The case proceeded on two fronts: An Illinois court had sent the case to arbitration. But Strategic Life and its insurers filed the South Carolina action because they “became dissatisfied with the actions of [BCS Life] and feared the American Arbitration Association (AAA) would utilize a set of rules they felt did not favor them,” according to South Carolina Associate Justice Costa M. Pleicones, who outlined the procedural history in an opinion both concurring with and dissenting from the three-judge majority opinion.

In the original case, two BCS insurance companies filed suit in an Illinois state court against Strategic Resources Co., Continental Assurance Co., and CAN Group Life Insurance Co., and an individual, after a business deal failed. The court referred the case to arbitration pursuant to the parties' written agreement.

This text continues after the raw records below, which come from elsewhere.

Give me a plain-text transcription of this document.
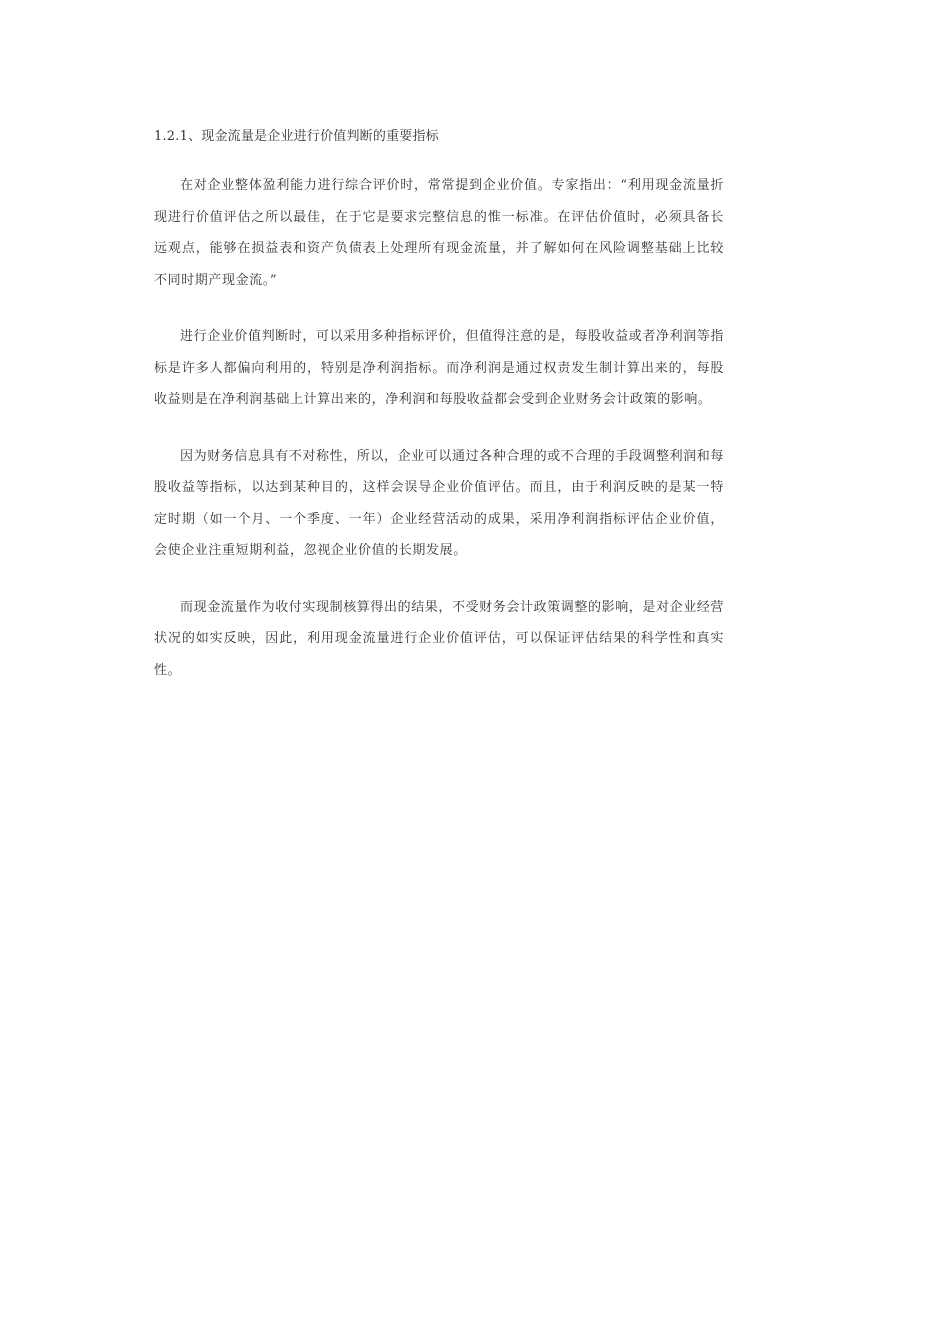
1.2.1、现金流量是企业进行价值判断的重要指标

在对企业整体盈利能力进行综合评价时，常常提到企业价值。专家指出：“利用现金流量折现进行价值评估之所以最佳，在于它是要求完整信息的惟一标准。在评估价值时，必须具备长远观点，能够在损益表和资产负债表上处理所有现金流量，并了解如何在风险调整基础上比较不同时期产现金流。”

进行企业价值判断时，可以采用多种指标评价，但值得注意的是，每股收益或者净利润等指标是许多人都偏向利用的，特别是净利润指标。而净利润是通过权责发生制计算出来的，每股收益则是在净利润基础上计算出来的，净利润和每股收益都会受到企业财务会计政策的影响。

因为财务信息具有不对称性，所以，企业可以通过各种合理的或不合理的手段调整利润和每股收益等指标，以达到某种目的，这样会误导企业价值评估。而且，由于利润反映的是某一特定时期（如一个月、一个季度、一年）企业经营活动的成果，采用净利润指标评估企业价值，会使企业注重短期利益，忽视企业价值的长期发展。

而现金流量作为收付实现制核算得出的结果，不受财务会计政策调整的影响，是对企业经营状况的如实反映，因此，利用现金流量进行企业价值评估，可以保证评估结果的科学性和真实性。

The dispute was to be submitted to a three-arbitrator panel, with each side selecting one party arbitrator, and a third neutral arbitrator to be selected by the party arbitrators.

When the party arbitrators couldn’t agree on the third arbitrator, the BCS companies asked the AAA–which was a party to the original South Carolina matter but wasn’t involved in the Supreme Court case--to make the selection.

Once the matter was returned to the AAA, both sides also disagreed about which set of AAA rules should be applied.

BCS wanted to apply the Supplementary Rules for the Resolution of Intra-Industry U.S. Reinsurance and Insurance Disputes, while the Strategic Resources parties argued that the AAA's Commercial Arbitration Rules applied.

The AAA applied the supplementary rules. The Strategic Resources parties objected to the list of arbitrators issued by the AAA and started a series of proceedings.

In response, BCS filed a request for emergency relief in Illinois, according to Pleicones’ opinion. The Illinois court required the AAA to determine the procedure to be used in this matter, and stated, “After the AAA makes such a ruling, the arbitration shall proceed consistent with the AAA’s ruling. The [c]ourt retains jurisdiction over the parties and this dispute.”

Following a request by the Strategic Resources parties, a South Carolina trial court then issued an injunction, requiring the AAA to use the commercial arbitration rules preferred by Strategic Resources, rather than the supplementary rules. It found that BCS “had engaged in a variety of wrongful conduct, including . . . manipulating the AAA, violating the rules of the AAA, improperly communicating with the AAA, and making inconsistent statements to the trial court at hearings and in documents filed with the court."

The trial court held that it would not be fair to require the Strategic Resources parties to wait till the arbitration’s conclusion to challenge the process, as they would be participating "pursuant to inapplicable rules and with an improperly selected neutral arbitrator."

BCS appealed to the South Carolina Supreme Court.

The Court concluded that Strategic Resources not been entitled to an injunction because the arbitration award could be appealed. The Court, in an opinion by Acting Chief Justice James E. Moore, agreed with BCS’s view that Strategic Resources wasn’t entitled to an injunction since there was a South Carolina common law remedy, and reversed the trial court. Moore wrote:

The right to appeal provides respondents with an adequate remedy at law, a protection of their rights, and an opportunity to repair any prejudice caused by the alleged improper selection of the neutral arbitrator.

Justice Pleicones concurred with the decision to reverse the injunction, but noted that he is concerned that “the majority’s opinion may be read to hold that the ability to appeal from final judgment is always an adequate remedy at law such that an injunction will never lie.” He writes that he disagrees with that proposition.

From the ADR perspective, Pleicones notes that he is uncomfortable with the South Carolina trial court “injecting itself into an arbitration proceeding which is under the jurisdiction of the courts of Illinois.”

As a result, Pleicones writes that he would have vacated the injunction, but with a remand that the case should be dismissed, as “a matter of comity and public policy.”